Perversion narcissique, ni silence ni victime !

Auteur :

Patrick-Louis Richard

Categories : Essais
Date de parution : 15/09/2021

Extrait
(3 avis)
Couverture
Perversion narcissique, ni silence ni victime !

Le présent essai s’inscrit dans la continuité de mon ouvrage sur le même thème, à savoir « Les Pervers Narcissiques à charge et à décharge ». Il est le fruit d’un long parcours introspectif, d’une démarche spirituelle ainsi que d’un riche vécu qui m’a beaucoup appris sur les comportements, tant à travers l’observation qu’à travers l’analyse. Confronté à des dirigeants atteints de ce trouble de la personnalité « destructeur psychologique d’autrui » à plusieurs occasions, il aurait fallu, pour mon bien-être au travail et dans la vie tout court, que je renonce au salariat bien plus tôt que je ne l’ai fait. Cependant, si je suis en état de rédiger cet ouvrage aujourd’hui, c’est parce que j’ai su réagir et agir à temps afin de me prémunir des dégâts que ces prédateurs et parasites incurables ne manquent pas d’occasionner à leurs proies souvent fragilisées. Aider désormais mon prochain à les détecter afin de les éviter ou à défaut à les écarter de son chemin dans la mesure du possible, est la mission de fin de vie que je me suis fixée.

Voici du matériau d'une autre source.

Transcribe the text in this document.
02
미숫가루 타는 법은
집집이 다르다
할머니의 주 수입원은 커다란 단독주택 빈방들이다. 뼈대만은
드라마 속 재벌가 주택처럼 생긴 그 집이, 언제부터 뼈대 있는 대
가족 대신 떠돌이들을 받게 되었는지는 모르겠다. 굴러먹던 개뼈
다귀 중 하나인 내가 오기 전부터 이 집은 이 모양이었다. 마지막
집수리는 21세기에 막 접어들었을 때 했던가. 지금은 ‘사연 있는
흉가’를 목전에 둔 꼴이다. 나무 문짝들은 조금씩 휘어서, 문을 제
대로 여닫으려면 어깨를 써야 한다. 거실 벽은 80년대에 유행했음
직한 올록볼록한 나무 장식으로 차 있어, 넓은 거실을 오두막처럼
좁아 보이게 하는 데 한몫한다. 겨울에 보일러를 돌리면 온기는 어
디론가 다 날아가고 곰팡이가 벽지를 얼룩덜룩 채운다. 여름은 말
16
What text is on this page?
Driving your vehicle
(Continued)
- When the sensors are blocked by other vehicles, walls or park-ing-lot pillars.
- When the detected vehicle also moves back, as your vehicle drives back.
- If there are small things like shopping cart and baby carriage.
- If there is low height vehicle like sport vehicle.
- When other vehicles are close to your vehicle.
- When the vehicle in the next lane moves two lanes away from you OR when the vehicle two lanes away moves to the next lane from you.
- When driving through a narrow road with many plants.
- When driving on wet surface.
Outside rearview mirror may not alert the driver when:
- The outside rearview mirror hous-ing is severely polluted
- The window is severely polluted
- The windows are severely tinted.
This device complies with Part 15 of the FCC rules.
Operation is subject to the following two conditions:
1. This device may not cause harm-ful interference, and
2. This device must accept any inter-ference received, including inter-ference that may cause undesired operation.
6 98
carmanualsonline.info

À l’aise pour en parler librement parce que j’ai accompli mes deuils, mis fin à mes peurs toxiques ainsi qu’à mon besoin viscéral d’aimer et d’être aimé (raconté dans mon livre « L’homme qui réparait les ailes brisées ») et ceci par le biais d’un travail introspectif vers la connaissance de soi, l’amour de soi, je souhaite contribuer, de toute la singularité de ma vision et de mon approche, à faire sortir ce trouble de la personnalité de son silence, assimilable à de la non-assistance à personnes en danger ; tellement les Pervers Narcissiques sont des récidivistes, passant d’une victime à l’autre.

Tout ceci dynamisé par la force mentale, l’authenticité et le bon sens de la femme qui illumine ma vie ; elle-même confrontée à la Perversion Narcissique dans toute sa malignité, pour ne pas dire sa cruauté. Sans oublier les personnes côtoyées durant mon parcours, en grande souffrance du fait d’autrui, mais également les nombreux témoignages aussi émouvants qu’édifiants que j’ai reçus à la suite de mes publications sur le sujet. Publications que j’ai faites en prenant toujours la précaution de dire que j’abordais ce domaine de la psychanalyse, en tant qu’individu ayant été confronté à des Pervers Narcissiques et non pas en tant qu’expert. Ne pas manquer de respect aux professionnels au service de la bonne santé psychologique et physique de leurs patients (ils sont au cœur de mon Plan de Prévention des Conséquences de la Perversion Narcissique et d’Accompagnement de ses Victimes) est primordial pour moi.

Le regard singulier développé ici sur les gens exposés à la Perversion Narcissique, avant d’y être confrontés et d’en devenir les victimes réelles, n’est pas le reflet strict de la pensée des psychanalystes, mais il est l’idée sincère et profonde que je me suis faite. Présenter les victimes sous un angle différent est la posture que j’ai intuitivement choisie, de même que m’inspirer de ma propre expérience et de celle construite sur la base des témoignages d’autres victimes. Victimes qui ont pu être qualifiées ainsi en raison de l’absence du moindre doute sur le trouble de la personnalité de leurs destructeurs psychologiques (grille de diagnostic formel).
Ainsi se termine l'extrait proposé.